Segundo levantamento do consultor Marco Antônio Jacob, que também é produtor em Espírito Santo do Pinhal (SP), os estoques de passagem do café brasileiro na safra 2013/2014 estão em 2.876.198 sacas de 60 quilos. O estudo do consultor utilizou os dados de estoques em 31 de março deste ano, divulgados pela Companhia Nacional de Abastecimento (Conab), e subtraiu desse valor o consumo interno e a exportação durante os meses de abril a junho de 2014.
O chamado carryover (estoque de passagem) da safra 2013/2014, foi obtido com os valores da exportação divulgados pelo Conselho dos Exportadores de café do Brasil (CeCafé) ao longo dos três meses citados. Já os números sobre consumo interno, Marco encontrou fazendo a média para cada mês, com o valor anual divulgado pela Associação Brasileira da Indústria de Café (Abic), de 20,08 milhões de sacas consumidas anualmente no País, o que resultou em 1,6 milhões de sacas sendo consumidas por mês.
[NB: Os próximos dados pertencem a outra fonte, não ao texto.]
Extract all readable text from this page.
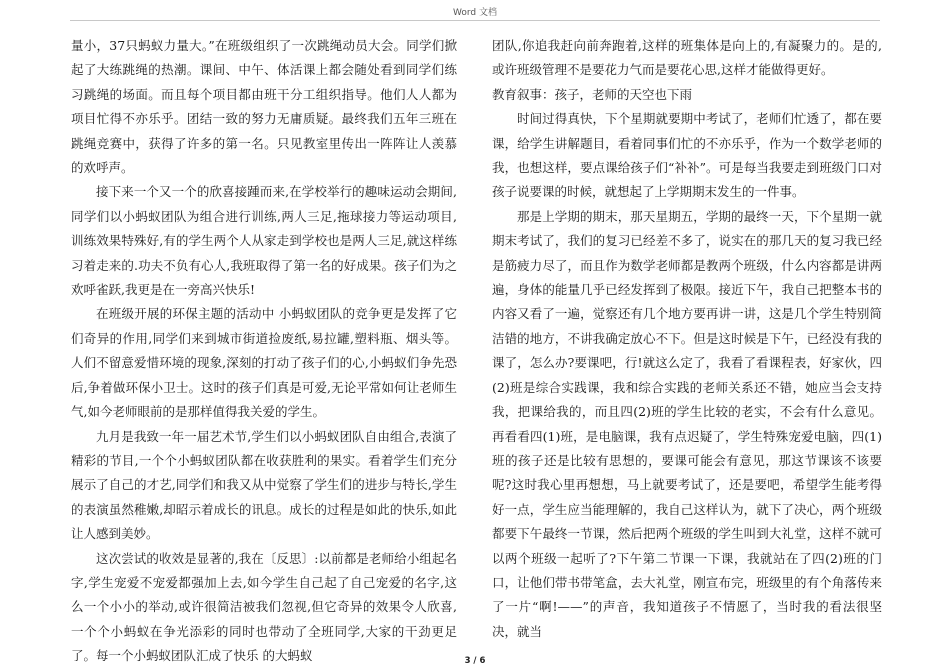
Word 文档

量小，37只蚂蚁力量大。”在班级组织了一次跳绳动员大会。同学们掀起了大练跳绳的热潮。课间、中午、体活课上都会随处看到同学们练习跳绳的场面。而且每个项目都由班干分工组织指导。他们人人都为项目忙得不亦乐乎。团结一致的努力无庸质疑。最终我们五年三班在跳绳竞赛中，获得了许多的第一名。只见教室里传出一阵阵让人羡慕的欢呼声。

接下来一个又一个的欣喜接踵而来,在学校举行的趣味运动会期间,同学们以小蚂蚁团队为组合进行训练,两人三足,拖球接力等运动项目,训练效果特殊好,有的学生两个人从家走到学校也是两人三足,就这样练习着走来的.功夫不负有心人,我班取得了第一名的好成果。孩子们为之欢呼雀跃,我更是在一旁高兴快乐!

在班级开展的环保主题的活动中 小蚂蚁团队的竞争更是发挥了它们奇异的作用,同学们来到城市街道捡废纸,易拉罐,塑料瓶、烟头等。人们不留意爱惜环境的现象,深刻的打动了孩子们的心,小蚂蚁们争先恐后,争着做环保小卫士。这时的孩子们真是可爱,无论平常如何让老师生气,如今老师眼前的是那样值得我关爱的学生。

九月是我致一年一届艺术节,学生们以小蚂蚁团队自由组合,表演了精彩的节目,一个个小蚂蚁团队都在收获胜利的果实。看着学生们充分展示了自己的才艺,同学们和我又从中觉察了学生们的进步与特长,学生的表演虽然稚嫩,却昭示着成长的讯息。成长的过程是如此的快乐,如此让人感到美妙。

这次尝试的收效是显著的,我在〔反思〕:以前都是老师给小组起名字,学生宠爱不宠爱都强加上去,如今学生自己起了自己宠爱的名字,这么一个小小的举动,或许很简洁被我们忽视,但它奇异的效果令人欣喜,一个个小蚂蚁在争光添彩的同时也带动了全班同学,大家的干劲更足了。每一个小蚂蚁团队汇成了快乐 的大蚂蚁

团队,你追我赶向前奔跑着,这样的班集体是向上的,有凝聚力的。是的,或许班级管理不是要花力气而是要花心思,这样才能做得更好。

教育叙事：孩子，老师的天空也下雨

时间过得真快，下个星期就要期中考试了，老师们忙透了，都在要课，给学生讲解题目，看着同事们忙的不亦乐乎，作为一个数学老师的我，也想这样，要点课给孩子们“补补”。可是每当我要走到班级门口对孩子说要课的时候，就想起了上学期期末发生的一件事。

那是上学期的期末，那天星期五，学期的最终一天，下个星期一就期末考试了，我们的复习已经差不多了，说实在的那几天的复习我已经是筋疲力尽了，而且作为数学老师都是教两个班级，什么内容都是讲两遍，身体的能量几乎已经发挥到了极限。接近下午，我自己把整本书的内容又看了一遍，觉察还有几个地方要再讲一讲，这是几个学生特别简洁错的地方，不讲我确定放心不下。但是这时候是下午，已经没有我的课了，怎么办?要课吧，行!就这么定了，我看了看课程表，好家伙，四(2)班是综合实践课，我和综合实践的老师关系还不错，她应当会支持我，把课给我的，而且四(2)班的学生比较的老实，不会有什么意见。再看看四(1)班，是电脑课，我有点迟疑了，学生特殊宠爱电脑，四(1)班的孩子还是比较有思想的，要课可能会有意见，那这节课该不该要呢?这时我心里再想想，马上就要考试了，还是要吧，希望学生能考得好一点，学生应当能理解的，我自己这样认为，就下了决心，两个班级都要下午最终一节课，然后把两个班级的学生叫到大礼堂，这样不就可以两个班级一起听了?下午第二节课一下课，我就站在了四(2)班的门口，让他们带书带笔盒，去大礼堂，刚宣布完，班级里的有个角落传来了一片“啊!——”的声音，我知道孩子不情愿了，当时我的看法很坚决，就当

3 / 6
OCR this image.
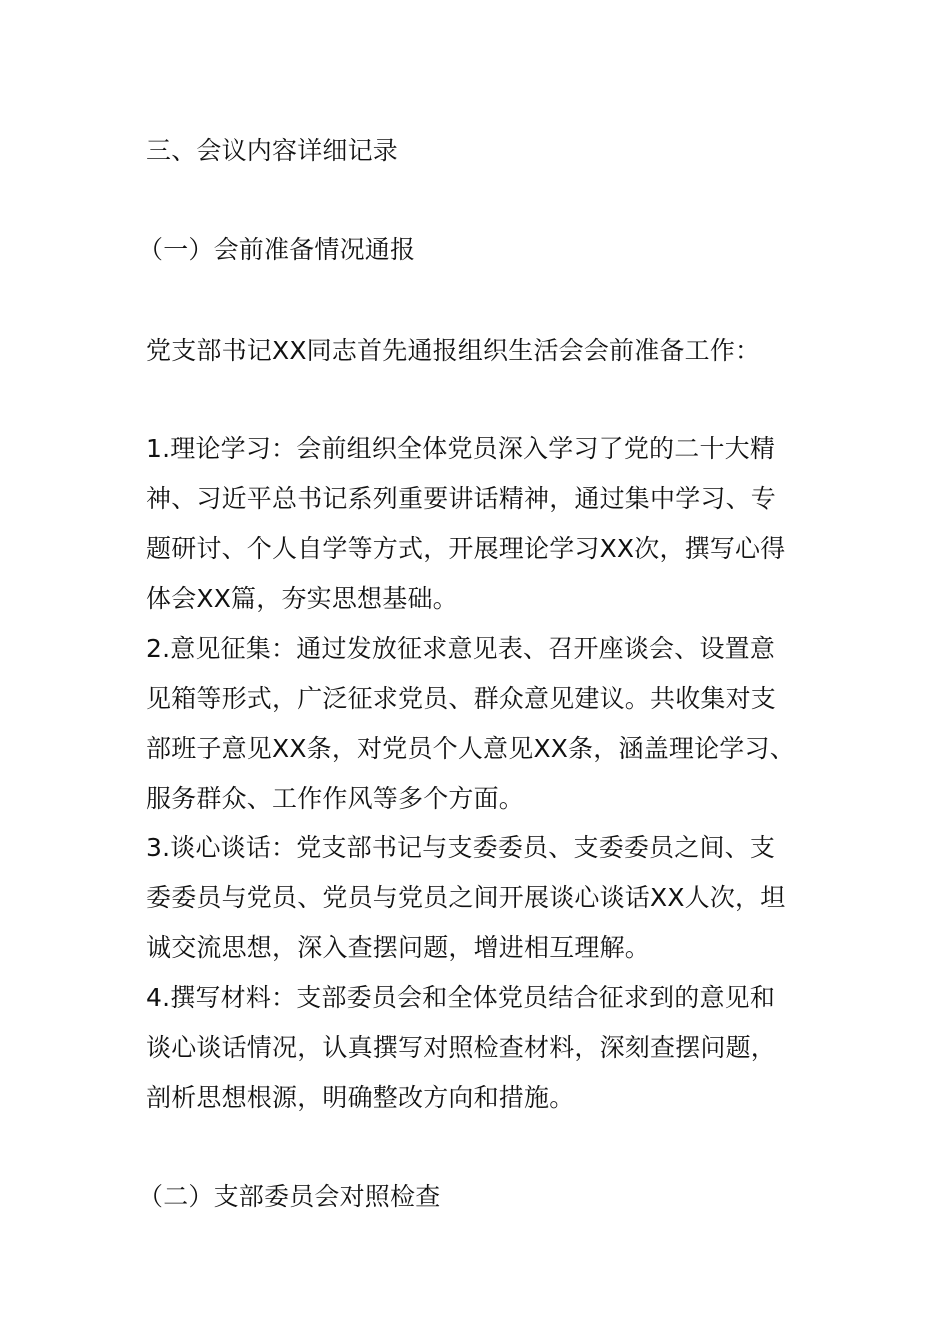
三、会议内容详细记录
（一）会前准备情况通报
党支部书记XX同志首先通报组织生活会会前准备工作：
1.理论学习：会前组织全体党员深入学习了党的二十大精
神、习近平总书记系列重要讲话精神，通过集中学习、专
题研讨、个人自学等方式，开展理论学习XX次，撰写心得
体会XX篇，夯实思想基础。
2.意见征集：通过发放征求意见表、召开座谈会、设置意
见箱等形式，广泛征求党员、群众意见建议。共收集对支
部班子意见XX条，对党员个人意见XX条，涵盖理论学习、
服务群众、工作作风等多个方面。
3.谈心谈话：党支部书记与支委委员、支委委员之间、支
委委员与党员、党员与党员之间开展谈心谈话XX人次，坦
诚交流思想，深入查摆问题，增进相互理解。
4.撰写材料：支部委员会和全体党员结合征求到的意见和
谈心谈话情况，认真撰写对照检查材料，深刻查摆问题，
剖析思想根源，明确整改方向和措施。
（二）支部委员会对照检查
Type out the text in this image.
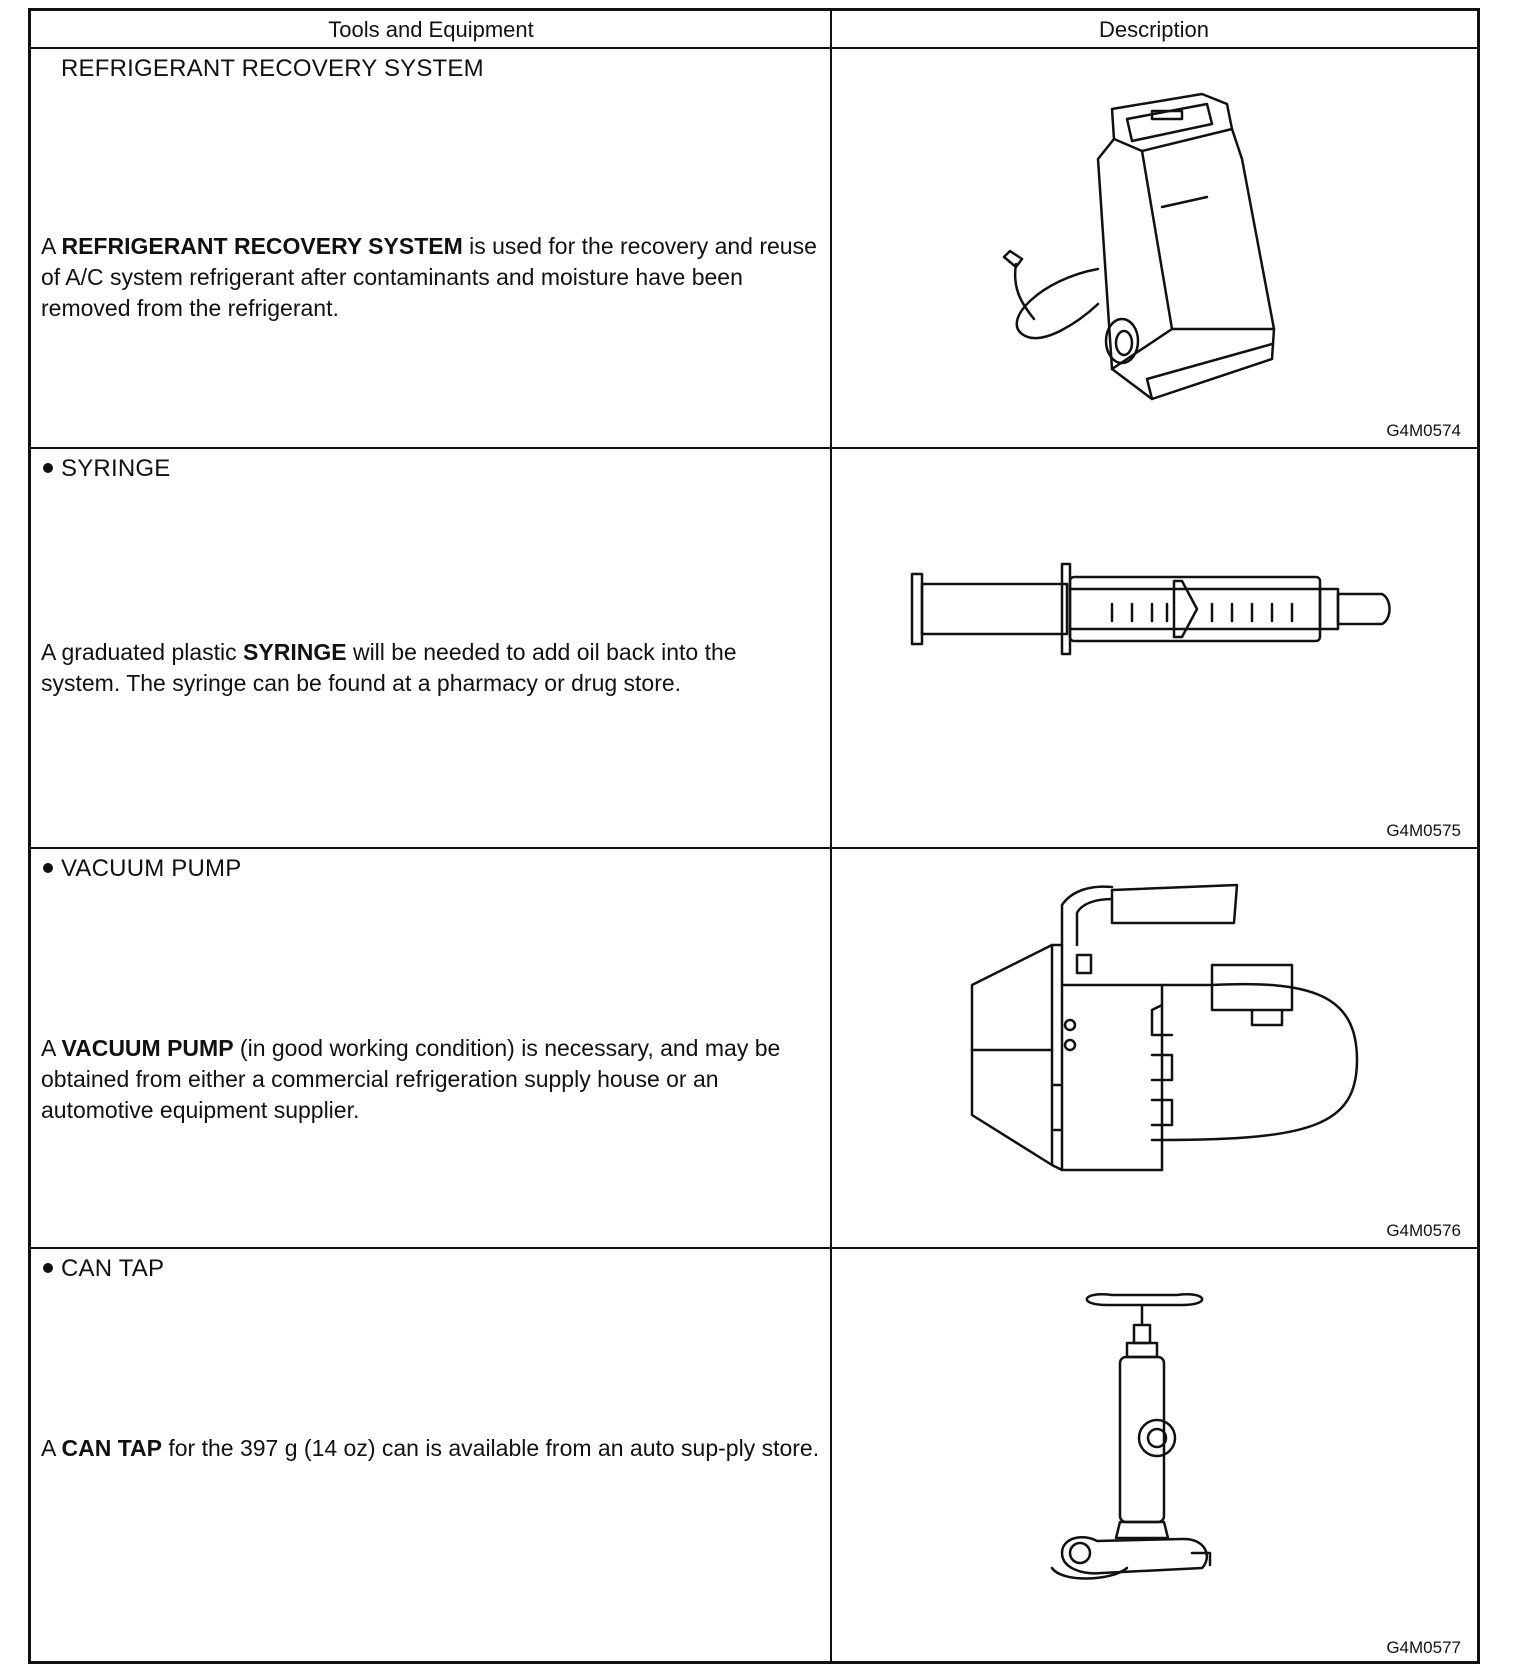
Tools and Equipment	Description
REFRIGERANT RECOVERY SYSTEM
A REFRIGERANT RECOVERY SYSTEM is used for the recovery and reuse of A/C system refrigerant after contaminants and moisture have been removed from the refrigerant.
G4M0574
SYRINGE
A graduated plastic SYRINGE will be needed to add oil back into the system. The syringe can be found at a pharmacy or drug store.
G4M0575
VACUUM PUMP
A VACUUM PUMP (in good working condition) is necessary, and may be obtained from either a commercial refrigeration supply house or an automotive equipment supplier.
G4M0576
CAN TAP
A CAN TAP for the 397 g (14 oz) can is available from an auto sup-ply store.
G4M0577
A questão dos estoques de passagem já havia sido levantada pelo Escritório Carvalhaes, de Santos (SP). Na análise do dia 11 de julho, a empresa afirma que “Nosso estoque de passagem (estoques remanescentes no final de junho último) deve ser o menor das últimas décadas. Somando as 34 milhões de sacas exportadas com as 20 milhões utilizadas no consumo interno, foram necessárias impressionantes 54 milhões de sacas para atender nossas necessidades de exportação e consumo interno no ano-safra 2013/2014”.
Exportações
As exportações do ano-safra 2013/2014, segundo a CeCafé foram de cerca de 33,9 milhões de sacas de café. Se o número for mantido para a safra 2014/2015, o temor do consultor é que a produção do País não acompanhe o ritmo das exportações.
Voltando aos cálculos, Marco afirma que o total em estoque, somado ao que deve ser produzido ao fim da colheita de 2014, não alcançará o mesmo desempenho do ano anterior. Tendo como base a última estimava da Conab, de que na safra 2014/2015 serão produzidas 44,6 milhões de sacas de 60 quilos, Marco soma a esse montante as 2,8 milhões sacas de 60 quilos que devem estar em estoque da safra 2013/2014. Feito isso, ele subtrai o que devemos consumir, se mantivermos a média de 20,08 milhões de sacas que consumimos em 2013, divulgada pela Abic. O resultado é que, em 12 meses, restarão cerca de 27 milhões de sacas em estoques para exportação.
“Ou diminui exportação ou consumo”, comenta Marco, que explica porque acredita que a exportação sairá mais afetada do que o consumo interno. “Nós vamos ter mais grãos chochos e mal granados. Esse tipo de oferta é maior para o mercado interno”, completa.
Na última semana, o Conselho Nacional do Café (CNC), divulgou em seu Balanço, informações sobre relatório da FCStone, reafirmando o comprometimento da produção brasileira de café nas temporadas 2014/2015 e 2015/2016 pelo veranico do início do ano, que estima quebra da atual safra de até 25%.
No informativo, o presidente Silas Brasileiro explica que “embora o País disponha de café em níveis suficientes para honrar seus compromissos internacionais, as menores quantidades a serem colhidas resultarão na convergência entre as curvas de oferta e demanda mundiais, o que estimula a recuperação dos preços”.
Sobre o assunto, ele afirma, ainda, que “com a evolução dos trabalhos de colheita pelo Brasil, temos recebido informações que preocupam a respeito do rendimento da safra atual de café. Em vista disso, o CNC fez contato com a Fundação Procafé para que realize um trabalho de pesquisa, no campo, para verificar qual é a quebra que vem sendo registrada devido aos efeitos do veranico na formação dos grãos, que estão visivelmente mais leves e chochos que o normal”.